The thing I will always remember when I went through (which was in the 80's, finishing in 1990. I worked fulltime, attended part time and did it 7 years--) was that it was really hard for all of us, be we diploma (as I am) or ADN, to admit that "something" was lacking and we wanted and needed the BSN. We were actually conflicted to be there, ambivalent, angry, defensive and I remember one teacher who was very matter of fact but allowed us to vent some of that so we could get on with the business of getting our degrees. Do RN to BSN students still feel that way?
I loved all my pre-reqs. That was almost fun and they did enrich my nursing practice. Probably the pre-reqs that I enjoyed the most and USE the most now are: Human Sexuality, an elective called Psychology of Health and Illness and Introduction to Anthropology. The way that pre-reqs enhanced my nursing practice convinced me of the wisdom of using the BSN as the entry level of practice because though I had been a very adequate nurse before my BSN, I believe my BSN course work helped me see the complexity of the human situations involved in nursing much better, which is a function of time and exposure to information.
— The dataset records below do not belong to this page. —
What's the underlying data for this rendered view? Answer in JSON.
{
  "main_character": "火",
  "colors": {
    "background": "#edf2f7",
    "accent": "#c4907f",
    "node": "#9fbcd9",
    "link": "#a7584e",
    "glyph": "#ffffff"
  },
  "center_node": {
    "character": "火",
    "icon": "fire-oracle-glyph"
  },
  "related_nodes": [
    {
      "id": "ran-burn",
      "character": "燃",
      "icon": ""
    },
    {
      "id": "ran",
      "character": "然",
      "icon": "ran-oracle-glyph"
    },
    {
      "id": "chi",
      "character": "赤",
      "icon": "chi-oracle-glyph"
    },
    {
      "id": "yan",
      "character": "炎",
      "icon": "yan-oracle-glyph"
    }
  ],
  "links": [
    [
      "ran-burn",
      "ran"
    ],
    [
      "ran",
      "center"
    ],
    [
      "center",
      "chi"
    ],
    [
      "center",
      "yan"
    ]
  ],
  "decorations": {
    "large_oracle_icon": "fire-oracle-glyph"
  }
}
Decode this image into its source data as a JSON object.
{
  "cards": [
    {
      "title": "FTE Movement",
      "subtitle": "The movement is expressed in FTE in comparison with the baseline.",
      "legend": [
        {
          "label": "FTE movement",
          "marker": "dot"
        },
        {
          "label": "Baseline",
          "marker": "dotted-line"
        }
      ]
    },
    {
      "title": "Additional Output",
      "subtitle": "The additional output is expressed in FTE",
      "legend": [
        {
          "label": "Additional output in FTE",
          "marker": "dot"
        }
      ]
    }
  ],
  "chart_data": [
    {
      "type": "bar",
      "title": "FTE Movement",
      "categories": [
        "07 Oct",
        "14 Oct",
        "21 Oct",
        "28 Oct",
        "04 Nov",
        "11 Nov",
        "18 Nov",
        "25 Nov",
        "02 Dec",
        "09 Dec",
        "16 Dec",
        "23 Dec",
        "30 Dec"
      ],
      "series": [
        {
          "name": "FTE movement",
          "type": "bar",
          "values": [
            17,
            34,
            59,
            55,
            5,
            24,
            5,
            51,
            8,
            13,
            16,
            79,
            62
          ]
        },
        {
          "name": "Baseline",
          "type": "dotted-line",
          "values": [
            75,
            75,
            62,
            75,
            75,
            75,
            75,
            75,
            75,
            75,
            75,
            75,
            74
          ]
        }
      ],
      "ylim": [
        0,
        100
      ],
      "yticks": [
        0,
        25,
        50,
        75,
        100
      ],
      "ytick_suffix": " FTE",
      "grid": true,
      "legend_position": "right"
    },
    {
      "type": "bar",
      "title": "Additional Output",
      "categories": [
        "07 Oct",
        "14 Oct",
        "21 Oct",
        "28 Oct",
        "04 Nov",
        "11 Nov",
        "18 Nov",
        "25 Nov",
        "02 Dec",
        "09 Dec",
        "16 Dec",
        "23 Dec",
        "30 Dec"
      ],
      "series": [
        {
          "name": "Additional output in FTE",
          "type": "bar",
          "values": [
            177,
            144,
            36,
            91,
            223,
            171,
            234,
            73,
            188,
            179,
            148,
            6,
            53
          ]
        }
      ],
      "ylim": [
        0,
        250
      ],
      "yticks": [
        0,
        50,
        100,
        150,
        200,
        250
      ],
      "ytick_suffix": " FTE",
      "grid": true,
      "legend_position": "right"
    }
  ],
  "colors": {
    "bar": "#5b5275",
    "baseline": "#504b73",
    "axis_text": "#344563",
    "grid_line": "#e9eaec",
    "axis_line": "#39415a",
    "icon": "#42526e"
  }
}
Learning to think in a theoretical framework about nursing was the most challenging, because it seemed so frou-frou or extraneous. When I went to my BSN program, many BSN programs adopted a main theorist and used it as a foundation for teaching nursing and Wichita State's was Dorothea Orem. She seemed to have a hundred ways to state the obvious. But over time, I realized that Orem helped me to see nursing care situations in a new way and helped me perceive different ways of helping. Again, hard to capture what it is was that was learned, but it feels different and has changed my practice.
I salute you for doing the rigorous work of the BSN completion. Good luck.